Les couleurs utilisées par Artemisia Gentileschi étaient plus vives que celles utilisées par son père. Elle a cependant continué à utiliser le clair-obscur, rendu populaire par le Caravage, bien que son père ait abandonné ce style depuis longtemps.

A la cour d’Angleterre : les dernières années

Vers 1630, il s’installe à Naples et en 1638, il vient à Londres, où il travaille avec son père pour le roi Charles Ier.

Le père et la fille ont travaillé sur les peintures du plafond du Grand Hall de la maison de la reine Henrietta Maria, épouse de Charles Ier, à Greenwich. Après la mort de son père en 1639, elle reste à Londres pendant plusieurs années encore.

Pendant son séjour à Londres, Artemisia a peint certaines de ses œuvres les plus célèbres, notamment son Autoportrait comme allégorie de la peinture (1638). Selon le biographe Baldinucci (qui a ajouté sa vie à la biographie de son père), l’artiste a peint de nombreux portraits, dépassant rapidement la renommée de son père.

Plus tard, probablement vers 1640 ou 1641, elle s’installe à Naples, où elle peint plusieurs versions de l’histoire de David et Bethsabée, mais on ne sait pas grand-chose des dernières années de sa vie. La dernière lettre conservée date de 1650 et, d’après ce qui est écrit, il semble qu’elle était activement engagée dans un travail à cette époque.

La date de sa mort est incertaine ; certains indices suggèrent, en effet, qu’elle travaillait encore à Naples en 1654. On suppose donc qu’elle est peut-être morte des suites de la peste qui a ravagé la ville en 1656.

L’héritage d’Artemisia Gentileschi

La contribution artistique d’Artemisia Gentileschi a une histoire controversée et complexe. Bien qu’elle ait été très respectée et connue de son vivant, elle a été presque totalement oubliée après sa mort par les historiens de l’art de l’époque.

Cela est dû en partie au fait que son style était similaire à celui de son père et que nombre de ses œuvres ont été attribuées à tort à Orazio Gentileschi. L’œuvre d’Artemisia n’a été redécouverte qu’au début des années 1900 et a été particulièrement défendue par Roberto Longhi, spécialiste du caravagisme.

Les comptes rendus académiques et populaires de la vie et de l’œuvre d’Artemisia Gentileschi ont toutefois été alourdis par des interprétations romancées et sur-sexualisées.
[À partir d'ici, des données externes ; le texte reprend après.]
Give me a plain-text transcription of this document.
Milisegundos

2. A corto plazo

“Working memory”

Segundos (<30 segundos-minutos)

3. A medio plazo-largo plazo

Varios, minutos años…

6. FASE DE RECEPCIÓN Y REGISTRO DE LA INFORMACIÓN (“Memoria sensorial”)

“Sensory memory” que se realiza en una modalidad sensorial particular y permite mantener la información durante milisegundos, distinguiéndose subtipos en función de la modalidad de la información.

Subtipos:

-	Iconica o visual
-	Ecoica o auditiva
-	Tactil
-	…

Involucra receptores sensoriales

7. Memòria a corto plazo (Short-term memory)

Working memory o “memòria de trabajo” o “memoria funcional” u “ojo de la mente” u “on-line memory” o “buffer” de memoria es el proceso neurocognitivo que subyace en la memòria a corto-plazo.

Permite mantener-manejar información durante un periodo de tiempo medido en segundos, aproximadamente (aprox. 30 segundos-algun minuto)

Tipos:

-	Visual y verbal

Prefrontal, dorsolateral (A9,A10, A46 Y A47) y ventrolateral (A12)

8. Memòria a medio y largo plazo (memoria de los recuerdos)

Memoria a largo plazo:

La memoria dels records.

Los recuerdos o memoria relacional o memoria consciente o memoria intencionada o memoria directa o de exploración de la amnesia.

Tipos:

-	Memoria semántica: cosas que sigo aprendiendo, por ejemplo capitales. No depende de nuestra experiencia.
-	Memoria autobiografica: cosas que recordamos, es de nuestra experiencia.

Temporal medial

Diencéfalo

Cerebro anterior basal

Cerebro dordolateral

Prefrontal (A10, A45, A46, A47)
D’une certaine manière, cela est également dû à la diffusion d’un roman scandaleux sur elle, publié par la femme de Longhi, Anna Banti, en 1947.
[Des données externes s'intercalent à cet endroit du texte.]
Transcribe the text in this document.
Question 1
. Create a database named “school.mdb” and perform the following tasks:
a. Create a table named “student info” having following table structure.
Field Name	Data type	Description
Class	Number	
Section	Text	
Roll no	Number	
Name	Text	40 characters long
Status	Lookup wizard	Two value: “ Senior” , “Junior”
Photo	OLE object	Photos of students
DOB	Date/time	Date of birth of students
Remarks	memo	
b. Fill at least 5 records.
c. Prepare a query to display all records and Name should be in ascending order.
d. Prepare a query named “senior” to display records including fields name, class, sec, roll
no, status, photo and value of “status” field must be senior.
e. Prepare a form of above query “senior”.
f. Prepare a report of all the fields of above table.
Dans les années 1970 et 1980, certaines historiennes de l’art féministes, comme Mary Garrard et Linda Nochlin, ont réhabilité la figure de l’artiste. Ces chercheurs se sont principalement concentrés sur les importantes réalisations artistiques qu’elle a faites et sur l’influence qu’Artemisa a eue sur l’histoire de l’art, plutôt que sur sa biographie.